Here is a very different proof :

Let $0 < x_1 < x_2 < x_3 < \cdots $ be the positive roots of equation

$$\tan(x)=x \tag 0$$

These roots are such that

$$\sin(x_k)= x_k \cos(x_k) \tag 1 $$

(this relationship will be used later on).

We have to show that :

$$\sum_{k=1}^\infty \frac{1}{x_k^2}=\frac{1}{10} \tag 2$$

The framework is Hilbert space $L^2[0,1]$ of square integrable functions on $[0,1]$ with bilinear form $\langle f|g\rangle:=\int_0^1fg$.

Let us consider its closed subspace defined by

$$E=\{f\mid f(0)=0 \ \ \& \ \ f(1)=f'(1) \ \ \& f \in C^2\}, \tag 3 $$

itself a Hilbert space.

Operator $\Delta : f \mapsto f''$ is a self-adjoint operator on $E$, due to the fact that a double integration by parts gives :

$$\int f g'' = \int f'' g \ \ \iff \ \ \langle f|\Delta g \rangle=\langle \Delta f| g \rangle \tag 4 $$

The kernel of $\Delta$ is one-dimensional : it is the set of linear functions $f(x)=ax$. Let $\varphi_0(x)=x$ be the basis of this kernel.

Functions defined by $\varphi_k(x)=\sin(x_kx)$ (with $x_k$ as defined in (2)), due to property (1), belong to space $E$ and moreover are such that :

$$\Delta \varphi_k = x_k^2 \varphi_k \tag 5 $$

i.e., they are eigenvectors of operator $\Delta$ with associated eigenvalues $x_k^2$.

Their norms are found to be

$$\|\varphi_0\|^2=\frac{1}{3} \ \ \text{and} \ \ \|\varphi_k\|^2=\frac{1}{2}\sin^2(x_k)\tag{6}$$

Being eigenvectors of a self-adjoint operator, functions $\varphi_k$ are mutually orthogonal.
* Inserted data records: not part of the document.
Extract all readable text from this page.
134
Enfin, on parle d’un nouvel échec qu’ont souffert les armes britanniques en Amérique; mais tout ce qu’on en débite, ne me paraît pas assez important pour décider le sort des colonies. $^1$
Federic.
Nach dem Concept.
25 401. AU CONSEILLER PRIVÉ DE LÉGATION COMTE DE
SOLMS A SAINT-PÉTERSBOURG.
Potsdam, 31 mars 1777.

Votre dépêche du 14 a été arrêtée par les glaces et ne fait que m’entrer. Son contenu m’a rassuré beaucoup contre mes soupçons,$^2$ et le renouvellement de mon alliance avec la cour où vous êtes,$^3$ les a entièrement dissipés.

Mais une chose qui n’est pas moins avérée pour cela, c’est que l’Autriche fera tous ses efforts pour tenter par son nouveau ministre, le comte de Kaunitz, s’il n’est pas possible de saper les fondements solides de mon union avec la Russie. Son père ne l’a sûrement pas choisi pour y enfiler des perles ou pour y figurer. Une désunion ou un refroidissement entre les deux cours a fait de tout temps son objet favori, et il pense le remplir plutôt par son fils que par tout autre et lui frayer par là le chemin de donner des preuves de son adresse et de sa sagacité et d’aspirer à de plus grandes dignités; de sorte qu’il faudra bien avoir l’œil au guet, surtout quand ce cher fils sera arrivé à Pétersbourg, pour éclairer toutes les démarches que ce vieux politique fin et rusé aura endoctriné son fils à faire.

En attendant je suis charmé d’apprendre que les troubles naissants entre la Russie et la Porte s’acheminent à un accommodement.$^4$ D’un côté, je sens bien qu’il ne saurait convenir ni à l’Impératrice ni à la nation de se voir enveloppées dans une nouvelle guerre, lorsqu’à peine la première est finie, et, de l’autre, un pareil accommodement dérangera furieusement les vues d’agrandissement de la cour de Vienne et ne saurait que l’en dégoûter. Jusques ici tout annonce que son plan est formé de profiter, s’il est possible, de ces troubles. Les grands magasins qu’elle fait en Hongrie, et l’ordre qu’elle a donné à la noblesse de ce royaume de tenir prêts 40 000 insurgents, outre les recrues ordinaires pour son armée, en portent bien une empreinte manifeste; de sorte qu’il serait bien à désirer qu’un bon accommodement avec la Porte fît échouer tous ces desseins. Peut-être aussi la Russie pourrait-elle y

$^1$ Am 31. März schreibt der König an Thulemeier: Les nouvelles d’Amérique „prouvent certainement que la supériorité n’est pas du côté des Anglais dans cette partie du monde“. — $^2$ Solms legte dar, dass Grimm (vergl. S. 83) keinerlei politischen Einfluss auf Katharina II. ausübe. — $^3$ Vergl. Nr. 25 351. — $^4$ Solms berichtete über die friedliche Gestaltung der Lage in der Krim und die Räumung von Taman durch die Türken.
We admit that they constitute an Hilbert basis of $E$, allowing us to write, for any $f \in E$ :

$$f=\sum_{k=0}^\infty \frac{1}{\|\varphi_k\|^2} \langle f
\mid \varphi_k \rangle\tag{7}$$

Now consider the particular function $f(x)=x^3-2x^2 \in E$.

We have the following chain of equalities :

$$\langle f\mid \varphi_k \rangle=\langle f\mid \frac{1}{x_k^2}\Delta\varphi_k \rangle=\frac{1}{x_k^2}\langle \Delta f\mid\varphi_k \rangle=\frac{1}{x_k^2}(-6\langle \varphi_0 \mid \varphi_k \rangle+ \langle 4\mid\varphi_k \rangle) = \frac{4}{x_k^2}(1-\cos(x_k))\tag{8}$$

$$\langle f\mid \varphi_0 \rangle=\int_0^1 x(x^3-2x^2) \, dx=-\tfrac{3}{10}\tag{9}$$

Now, using (7)

$$f(x):=x^3-2x^2=-\frac{9}{10}x+\sum_{k=1}^\infty \frac{8}{x_k^2(1+\cos(x_k))}\sin(x_kx)\tag{10}$$

Let us terminate by computing, thanks to (10), the expression $f'(0)+f'(1)$ in two ways (with the LHS and the RHS), from which we deduce (2).